The operation of a deep learning model involves multiple layers of interconnected nodes, where each layer refines its predictions and classifications. Each node takes data from the previous layer, processes it, and sends it to the next. This process, known as forward propagation, transforms the data through complex mathematical operations. Activation functions are applied to perform nonlinear transformations, generating a statistical model as a result.

However, before these models can be used, they must be trained to recognize patterns in the data. This is where the concept of backpropagation comes into play. When a prediction is made, the difference between the expected outcome and the actual value, known as the error, is calculated. This error is propagated backward through the network to adjust the weights and parameters of the model, thus improving its accuracy with each iteration.

Unlike traditional models that require human supervision for feature extraction, in deep learning, the system learns to define its own set of features through an unsupervised learning process.
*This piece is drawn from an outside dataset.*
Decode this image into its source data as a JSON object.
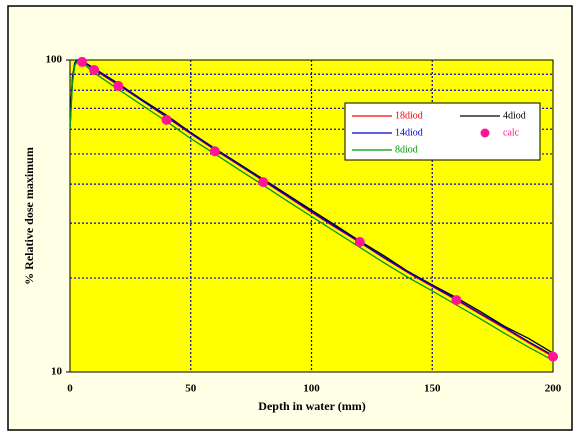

For example, a model is fed training data that includes images of cats and other animals, allowing it to define its own features and continue improving its identification capabilities.

The applications of deep learning are numerous and span tasks ranging from big data analytics to language translation, medical imaging, and stock price prediction. Digital assistants like Siri, Cortana, and Alexa are notable examples of this technology, enabling interactions based on natural language processing. Moreover, in sectors like manufacturing, it can monitor processes and detect anomalies, optimizing quality and operational efficiency.

In finance, it is used to develop trading strategies, predict stock prices, and detect fraud. It is also beginning to make a significant impact in the healthcare sector, where it can help predict diseases and develop better diagnoses and treatments. As new applications are discovered, deep learning continues to transform various industries, including agriculture, where it is utilized to identify diseases in crops and improve yields.